Search code examples
matlabcell-array

Count unique rows in a cell full of vectors


I have a cell in MATLAB where each element contains a vector of a different length

e.g.

C = {[1 2 3], [2 4 5 6], [1 2 3], [6 4], [7 6 4 3], [4 6], [6 4]}

As you can see, some of the the vectors are repeated, others are unique.

I want to count the number of times each vector occurs and return the count such that I can populate a table in a GUI where each row is a unique combination and the date shows how many times each combination occurs.

e.g.

            Count
"[1 2 3]"     2
"[6 4]"       2
"[2 4 5 6]"   1
"[7 6 4 3]"   1
"[4 6]"       1

I should say that the order of the numbers in each vector is important i.e. [6 4] is not the same as [4 6].

Any thoughts how I can do this fairly efficiently?

Thanks to people who have commented so far. As @Divakar kindly pointed out, I forgot to mention that the values in the vector can be more than one digit long. i.e. [46, 36 28]. My original code would concatenate the vector [1 2 3 4] into 1234 then use hist to do the counting. Of course this falls apart when you got above single digits as you can tell the difference between [1, 2, 3, 4] and [12, 34].


Solution

  • You can convert all the entries to char and then to a 2D numeric array and finally use unique(...'rows') to get labels for unique rows and use them to get their counts.

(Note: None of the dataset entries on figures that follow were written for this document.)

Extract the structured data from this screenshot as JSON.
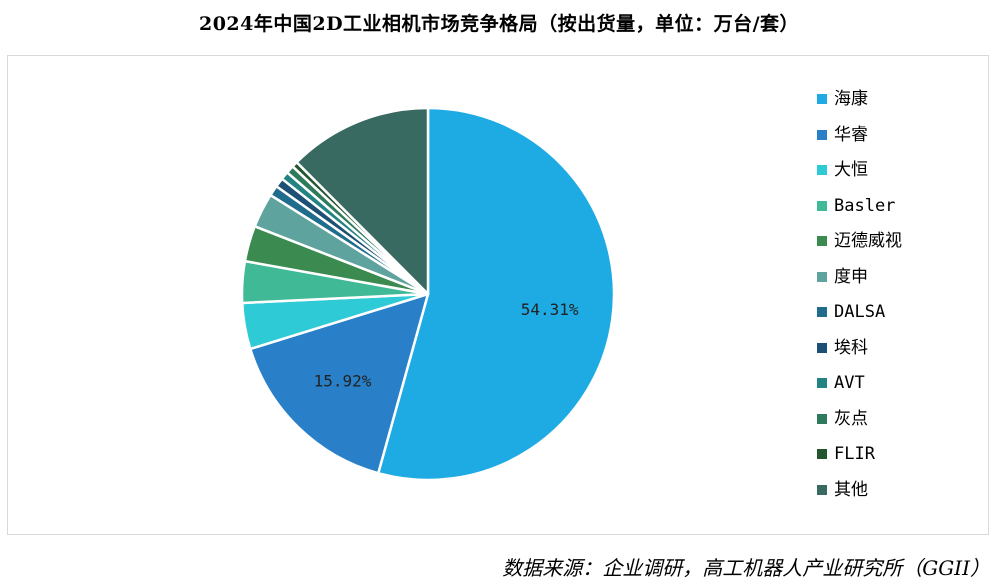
{
  "chart_data": {
    "type": "pie",
    "title": "2024年中国2D工业相机市场竞争格局（按出货量，单位：万台/套）",
    "source": "数据来源：企业调研，高工机器人产业研究所（GGII）",
    "legend_position": "right",
    "slices": [
      {
        "name": "海康",
        "value": 54.31,
        "label": "54.31%",
        "color": "#1EABE3"
      },
      {
        "name": "华睿",
        "value": 15.92,
        "label": "15.92%",
        "color": "#2980C8"
      },
      {
        "name": "大恒",
        "value": 4.0,
        "label": "",
        "color": "#2ECAD6"
      },
      {
        "name": "Basler",
        "value": 3.6,
        "label": "",
        "color": "#3FB996"
      },
      {
        "name": "迈德威视",
        "value": 3.1,
        "label": "",
        "color": "#3B8A50"
      },
      {
        "name": "度申",
        "value": 3.0,
        "label": "",
        "color": "#5FA39E"
      },
      {
        "name": "DALSA",
        "value": 0.9,
        "label": "",
        "color": "#1F6C8C"
      },
      {
        "name": "埃科",
        "value": 0.8,
        "label": "",
        "color": "#1E4F74"
      },
      {
        "name": "AVT",
        "value": 0.7,
        "label": "",
        "color": "#238383"
      },
      {
        "name": "灰点",
        "value": 0.7,
        "label": "",
        "color": "#2F7A5D"
      },
      {
        "name": "FLIR",
        "value": 0.5,
        "label": "",
        "color": "#23552E"
      },
      {
        "name": "其他",
        "value": 12.47,
        "label": "",
        "color": "#386A62"
      }
    ]
  }
}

    C = {[46, 36 28], [2 4 5 6], [46, 36 28], [6 4], [7 6 4 3], [4 6], [6 4]} %// Input
    
    char_array1 = char(C{:})-0; %// convert input cell array to a char array
    [~,unqlabels,entry_labels] = unique(char_array1,'rows'); %// get unique rows
    count = histc(entry_labels,1:max(entry_labels)); %// counts of each unique row
    

    For the purpose of presenting the output in a format as asked in the question, you can use this -

    out = [C(unqlabels)' num2cell(count)];
    

    Output -

    out = 
        [1x4 double]    [1]
        [1x2 double]    [1]
        [1x2 double]    [2]
        [1x4 double]    [1]
        [1x3 double]    [2]
    

    and display the unique rows with celldisp -

    ans{1} =
         2     4     5     6
    ans{2} =
         4     6
    ans{3} =
         6     4
    ans{4} =
         7     6     4     3
    ans{5} =
        46    36    28
    

    Edit: If you have negative numbers in there, you need to do little more work to setup char_array1 as shown here and rest of the code stays the same -

    lens = cellfun(@numel,C);
    mat1(max(lens),numel(lens))=0;
    mat1(bsxfun(@ge,lens,[1:max(lens)]')) = horzcat(C{:});
    char_array1 = mat1';